Scandinavian society operated a caste system which was basically divided into three:

  1. The bottom caste - the thralls or slaves
  2. The middle caste - karls or freemen
  3. The top caste - the aristocratic rulers, the Jarls

This system was in place prior to the Viking Age, but must have been totally energised once raids on Britain, Ireland and mainland Europe commenced, with multitudes of new slaves being brought back to Scandinavia and the trade in people flourishing at home and abroad.

No Rights as a Slave

People captured in raids in north and west Europe could find themselves being sold into slavery as far away as Byzantium and Arabia. The caste system could also mean that men of the karl class could have difficulty in obtaining wives, so added impetus to the need to bring home female slaves.

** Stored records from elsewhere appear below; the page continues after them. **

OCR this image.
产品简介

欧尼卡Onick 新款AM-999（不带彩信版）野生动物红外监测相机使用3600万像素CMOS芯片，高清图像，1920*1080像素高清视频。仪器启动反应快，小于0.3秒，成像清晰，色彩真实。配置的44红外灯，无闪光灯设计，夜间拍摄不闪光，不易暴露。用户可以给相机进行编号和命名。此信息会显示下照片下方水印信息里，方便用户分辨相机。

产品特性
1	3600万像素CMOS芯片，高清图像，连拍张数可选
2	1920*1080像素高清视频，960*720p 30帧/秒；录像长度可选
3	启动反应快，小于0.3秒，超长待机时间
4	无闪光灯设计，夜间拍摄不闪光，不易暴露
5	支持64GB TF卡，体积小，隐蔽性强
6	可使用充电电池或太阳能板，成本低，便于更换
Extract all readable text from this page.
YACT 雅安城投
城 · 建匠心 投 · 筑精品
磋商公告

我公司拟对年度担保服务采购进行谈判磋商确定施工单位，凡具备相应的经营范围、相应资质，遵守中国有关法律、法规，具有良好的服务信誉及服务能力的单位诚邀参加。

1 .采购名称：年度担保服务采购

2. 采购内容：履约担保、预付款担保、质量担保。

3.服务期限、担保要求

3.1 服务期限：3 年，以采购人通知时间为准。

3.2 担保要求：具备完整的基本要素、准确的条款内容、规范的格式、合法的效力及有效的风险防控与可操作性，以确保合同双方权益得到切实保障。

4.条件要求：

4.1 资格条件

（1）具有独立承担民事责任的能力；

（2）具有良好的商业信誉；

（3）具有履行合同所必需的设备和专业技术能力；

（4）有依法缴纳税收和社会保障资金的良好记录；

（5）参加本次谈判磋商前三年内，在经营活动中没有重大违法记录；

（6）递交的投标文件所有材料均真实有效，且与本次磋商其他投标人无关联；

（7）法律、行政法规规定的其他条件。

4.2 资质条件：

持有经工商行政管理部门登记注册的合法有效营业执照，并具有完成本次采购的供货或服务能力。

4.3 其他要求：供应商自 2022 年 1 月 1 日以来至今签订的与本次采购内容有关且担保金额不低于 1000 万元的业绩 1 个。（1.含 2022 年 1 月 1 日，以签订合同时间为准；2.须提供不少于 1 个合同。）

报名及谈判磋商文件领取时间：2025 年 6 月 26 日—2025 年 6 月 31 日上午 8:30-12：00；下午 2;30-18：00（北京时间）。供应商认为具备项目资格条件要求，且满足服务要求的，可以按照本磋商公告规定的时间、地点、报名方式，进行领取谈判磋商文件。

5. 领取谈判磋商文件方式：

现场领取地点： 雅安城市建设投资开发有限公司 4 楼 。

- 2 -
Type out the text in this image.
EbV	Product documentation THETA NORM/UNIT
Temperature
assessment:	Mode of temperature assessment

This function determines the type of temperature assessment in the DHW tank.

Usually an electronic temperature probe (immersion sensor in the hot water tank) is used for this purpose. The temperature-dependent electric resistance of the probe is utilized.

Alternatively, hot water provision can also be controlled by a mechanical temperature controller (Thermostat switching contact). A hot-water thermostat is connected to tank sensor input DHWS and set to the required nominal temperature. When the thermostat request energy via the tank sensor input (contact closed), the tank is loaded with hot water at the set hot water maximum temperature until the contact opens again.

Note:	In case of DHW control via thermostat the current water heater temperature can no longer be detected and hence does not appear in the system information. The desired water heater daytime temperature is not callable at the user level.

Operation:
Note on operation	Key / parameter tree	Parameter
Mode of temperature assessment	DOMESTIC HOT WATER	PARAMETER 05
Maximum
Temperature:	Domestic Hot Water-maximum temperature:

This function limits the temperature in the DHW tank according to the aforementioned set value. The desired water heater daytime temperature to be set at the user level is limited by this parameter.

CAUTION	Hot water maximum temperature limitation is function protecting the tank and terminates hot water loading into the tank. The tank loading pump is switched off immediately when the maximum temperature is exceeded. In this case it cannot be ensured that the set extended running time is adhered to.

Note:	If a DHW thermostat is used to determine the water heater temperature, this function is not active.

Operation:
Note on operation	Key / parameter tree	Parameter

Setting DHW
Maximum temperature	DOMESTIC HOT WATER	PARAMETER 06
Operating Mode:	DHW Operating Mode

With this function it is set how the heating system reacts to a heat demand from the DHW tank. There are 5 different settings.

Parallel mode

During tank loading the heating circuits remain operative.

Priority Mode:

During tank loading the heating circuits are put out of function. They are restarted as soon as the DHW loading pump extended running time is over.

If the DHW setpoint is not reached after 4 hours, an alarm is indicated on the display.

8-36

A slave was seen as the property of his master, no different from a cow or sheep, and had little protection under the law. If he was killed or injured it was only necessary to make good the loss to the owner, and even burial wasn’t necessary as the body could be left as animal feed. Female slaves could be concubines as well as performing menial domestic chores such as cooking, milking and grinding corn. Male slaves would tend the animals, dung the fields and build walls, as well as man the oars on his master’s ship.

Sacrafice or Freedom

Slaves could be sacrificed when their master died – as described by the Arab chronicler Ibn Fadlan when he watched a Norse funeral ceremony, conducted by a company of Rus, on the Volga river in 922 – to be buried or immolated alongside him. But it was also possible for a slave to gain his freedom if his master so willed it. If a Norwegian slave fought off invaders alongside his master and killed an enemy then the law directed that freedom should result.

Slave Labour

The agricultural economy of Viking lands was almost wholly dependent on slave labour, and the production of wool for sails and garments even more so. Female slaves were in great demand for newly colonised land such as Iceland and Greenland, with the genetic roots of a large proportion of the population being traced back to Scotland and Ireland.